Characteristics of a Zener Diode Now, discussing about the diode circuits we should look through the graphical representation of the operation of the zener diode. Normally, it is called the V-I characteristics of a Zener diode.
The above diagram shows the V-I characteristics of a zener diode. When the diode is connected in forward bias, this diode acts as a normal diode but when the reverse bias voltage is greater than zener voltage, a sharp breakdown takes place. In the V-I characteristics above Vz is the zener voltage. It is also the knee voltage because at this point the current increases very rapidly.
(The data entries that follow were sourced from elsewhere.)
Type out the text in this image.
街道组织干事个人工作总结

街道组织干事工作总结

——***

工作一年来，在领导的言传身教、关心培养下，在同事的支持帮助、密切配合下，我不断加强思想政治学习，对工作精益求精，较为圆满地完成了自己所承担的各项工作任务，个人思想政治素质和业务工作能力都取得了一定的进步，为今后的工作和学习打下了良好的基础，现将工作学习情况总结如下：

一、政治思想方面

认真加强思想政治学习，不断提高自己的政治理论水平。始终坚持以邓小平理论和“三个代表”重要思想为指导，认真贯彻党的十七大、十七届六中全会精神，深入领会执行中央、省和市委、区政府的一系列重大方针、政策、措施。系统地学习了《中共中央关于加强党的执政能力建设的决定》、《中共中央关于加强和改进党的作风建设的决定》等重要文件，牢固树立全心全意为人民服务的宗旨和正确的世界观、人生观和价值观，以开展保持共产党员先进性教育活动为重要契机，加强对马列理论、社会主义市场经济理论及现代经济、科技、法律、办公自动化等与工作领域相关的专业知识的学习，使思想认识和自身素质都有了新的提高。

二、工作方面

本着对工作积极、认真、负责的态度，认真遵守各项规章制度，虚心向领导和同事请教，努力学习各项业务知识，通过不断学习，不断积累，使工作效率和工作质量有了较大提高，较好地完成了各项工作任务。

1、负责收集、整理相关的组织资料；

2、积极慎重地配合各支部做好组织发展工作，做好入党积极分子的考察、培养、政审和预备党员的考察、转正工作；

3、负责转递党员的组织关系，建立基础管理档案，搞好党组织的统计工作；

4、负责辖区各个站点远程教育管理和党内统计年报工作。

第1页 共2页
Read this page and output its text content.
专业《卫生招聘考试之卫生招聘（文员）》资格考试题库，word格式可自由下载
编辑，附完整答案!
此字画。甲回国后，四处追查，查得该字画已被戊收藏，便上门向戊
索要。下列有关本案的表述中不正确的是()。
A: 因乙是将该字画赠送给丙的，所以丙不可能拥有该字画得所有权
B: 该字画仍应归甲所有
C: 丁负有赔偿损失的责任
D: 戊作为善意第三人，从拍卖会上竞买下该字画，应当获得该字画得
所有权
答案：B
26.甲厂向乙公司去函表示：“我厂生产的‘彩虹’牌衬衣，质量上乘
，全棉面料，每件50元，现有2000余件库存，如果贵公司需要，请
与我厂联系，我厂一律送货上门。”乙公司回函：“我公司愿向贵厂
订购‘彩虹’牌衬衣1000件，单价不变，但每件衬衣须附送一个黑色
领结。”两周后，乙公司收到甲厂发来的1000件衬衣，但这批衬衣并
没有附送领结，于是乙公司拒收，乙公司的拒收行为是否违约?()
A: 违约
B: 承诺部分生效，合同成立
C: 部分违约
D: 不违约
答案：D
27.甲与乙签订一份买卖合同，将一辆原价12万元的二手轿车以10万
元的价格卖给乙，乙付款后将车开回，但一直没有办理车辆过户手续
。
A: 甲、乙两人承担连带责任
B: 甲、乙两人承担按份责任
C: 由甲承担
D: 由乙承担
Application of Zener Diode Following are the applications of Zener diode: Zener diode as a voltage regulator: Zener diode is used as a Shunt voltage regulator for regulating voltage across small loads. The breakdown voltage of Zener diodes will be constant for a wide range of current. Zener diode is connected parallel to the load to make it reverse bias and once the Zener diode exceeds knee voltage, the voltage across the load will become constant. Read More: Zener Diode as a Voltage Regulator Zener diode in over-voltage protection: When the input voltage is higher than the Zener breakage voltage, the voltage across the resistor drops resulting in a short circuit. This can be avoided by using the Zener diode. Zener diode in clipping circuits: Zener diode is used for modifying AC waveform clipping circuits by limiting the parts of either one or both the half cycles of an AC waveform.